Am 18. Dezember 2023 hat der Ständerat die Motion 23.4041 «Sozialversicherung. Umfassende und einheitliche Rechtsgrundlage für das elektronische Verfahren schaffen (eATSG)» gutgeheissen. Der Nationalrat hat das Geschäft noch nicht behandelt. Die Motion verlangt die Schaffung einer umfassenden und gesamtheitlichen Rechtsgrundlage für das elektronische Verfahren (eATSG) im Bundesgesetz über den Allgemeinen Teil des Sozialversicherungsrechts (ATSG, SR 830.1). Der Entscheid über die Motion ist abzuwarten, bevor über das weitere Vorgehen zum VE-BISS entschieden wird, weil Regelungen im ATSG wohl verschiedene Bestimmungen im BISS überflüssig machen würden.
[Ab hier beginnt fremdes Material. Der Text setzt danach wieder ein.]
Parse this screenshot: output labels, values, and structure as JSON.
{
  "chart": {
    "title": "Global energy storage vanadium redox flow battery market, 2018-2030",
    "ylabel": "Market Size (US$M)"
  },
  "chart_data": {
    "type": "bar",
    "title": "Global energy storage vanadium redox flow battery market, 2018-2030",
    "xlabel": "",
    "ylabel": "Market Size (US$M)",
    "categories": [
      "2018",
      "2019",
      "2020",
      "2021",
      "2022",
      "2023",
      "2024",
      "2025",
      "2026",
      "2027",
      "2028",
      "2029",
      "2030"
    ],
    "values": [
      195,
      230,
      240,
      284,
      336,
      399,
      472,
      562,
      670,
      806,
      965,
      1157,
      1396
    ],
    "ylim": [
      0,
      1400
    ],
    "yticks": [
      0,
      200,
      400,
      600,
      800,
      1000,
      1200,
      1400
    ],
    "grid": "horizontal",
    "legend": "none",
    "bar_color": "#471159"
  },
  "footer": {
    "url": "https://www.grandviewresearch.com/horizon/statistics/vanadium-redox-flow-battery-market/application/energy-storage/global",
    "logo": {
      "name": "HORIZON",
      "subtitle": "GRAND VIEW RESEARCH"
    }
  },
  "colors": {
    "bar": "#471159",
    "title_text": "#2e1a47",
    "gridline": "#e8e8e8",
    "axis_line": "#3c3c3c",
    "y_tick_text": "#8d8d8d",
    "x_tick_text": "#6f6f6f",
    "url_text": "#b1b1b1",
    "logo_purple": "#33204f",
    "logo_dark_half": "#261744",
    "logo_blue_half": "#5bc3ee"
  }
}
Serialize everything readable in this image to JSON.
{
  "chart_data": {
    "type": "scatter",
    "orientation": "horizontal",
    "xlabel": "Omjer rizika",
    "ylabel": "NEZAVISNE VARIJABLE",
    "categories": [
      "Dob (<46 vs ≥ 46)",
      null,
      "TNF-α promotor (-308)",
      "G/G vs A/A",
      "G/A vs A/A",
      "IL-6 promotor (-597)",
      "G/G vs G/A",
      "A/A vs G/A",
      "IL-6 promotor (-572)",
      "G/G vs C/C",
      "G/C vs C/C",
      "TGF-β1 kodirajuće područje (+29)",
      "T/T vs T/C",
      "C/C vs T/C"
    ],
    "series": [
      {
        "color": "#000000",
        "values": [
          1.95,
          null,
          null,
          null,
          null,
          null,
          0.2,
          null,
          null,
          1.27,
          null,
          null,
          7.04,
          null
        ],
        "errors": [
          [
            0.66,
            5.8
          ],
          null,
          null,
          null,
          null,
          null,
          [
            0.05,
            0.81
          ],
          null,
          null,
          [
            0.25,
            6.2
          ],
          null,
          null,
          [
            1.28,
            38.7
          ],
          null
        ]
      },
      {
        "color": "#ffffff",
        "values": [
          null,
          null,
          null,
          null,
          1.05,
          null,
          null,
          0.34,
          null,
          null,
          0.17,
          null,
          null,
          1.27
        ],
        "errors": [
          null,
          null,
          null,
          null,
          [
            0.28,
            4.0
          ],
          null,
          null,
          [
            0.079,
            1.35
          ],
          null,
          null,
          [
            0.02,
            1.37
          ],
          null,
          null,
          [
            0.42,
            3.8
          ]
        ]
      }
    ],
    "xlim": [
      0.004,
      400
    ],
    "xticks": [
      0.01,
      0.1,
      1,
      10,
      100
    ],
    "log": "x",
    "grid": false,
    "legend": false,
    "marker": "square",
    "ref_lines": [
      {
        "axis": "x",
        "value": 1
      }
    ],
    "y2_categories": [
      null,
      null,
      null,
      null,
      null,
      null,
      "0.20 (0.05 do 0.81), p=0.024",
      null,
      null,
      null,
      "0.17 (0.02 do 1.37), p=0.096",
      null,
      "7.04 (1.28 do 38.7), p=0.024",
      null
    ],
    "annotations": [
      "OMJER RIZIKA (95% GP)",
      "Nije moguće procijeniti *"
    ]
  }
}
Grundsätzlich begrüssen wir die Absicht des Bundesrates, rechtliche Rahmenbedingungen zu schaffen, die eine digitale Kommunikation in den Sozialversicherungen ermöglichen (Art. 6, 7, 8 VE-BISS). Eine neue Plattformlösung, die in jedem Fall unter Einbezug der kantonalen Durchführungsstellen erarbeitet werden muss, würde einen einfachen, einheitlichen und transparenten Datenaustausch bei der Durchführung von bundesrechtlich geregelten Sozialversicherungen ermöglichen. Sollte eine Plattformlösung eingeführt werden, wären auch die Überbrückungsleistungen für ältere Arbeitslose gemäss dem Bundesgesetz über Überbrückungsleistungen für ältere Arbeitslose (SR 837.2) miteinzubeziehen. Zudem wären sämtliche bundesgesetzlich geregelten Ergänzungsleistungen, insbesondere auch die kantonalen Beihilfen und Zuschüsse gemäss Art. 2 Abs. 2 des Bundesgesetzes über Ergänzungsleistungen zur Alters-, Hinterlassenen- und Invalidenversicherung (SR 831. 30), zu erfassen. Die Entwicklung und der Betrieb einer Plattform müsste in enger Zusammenarbeit mit den kantonalen Durchführungsstellen erfolgen und die kantonalen Aufsichtsstellen der Durchführungsstellen (Kanton Zürich: Kantonales Sozialamt) müssten Zugriffsberechtigungen auf die Datenplattform erhalten, um eine effiziente Steuerung und Kontrolle zu ermöglichen.
II. Mitteilung an die Geschäftsleitung des Kantonsrates, die Mitglieder des Regierungsrates sowie an die Sicherheitsdirektion.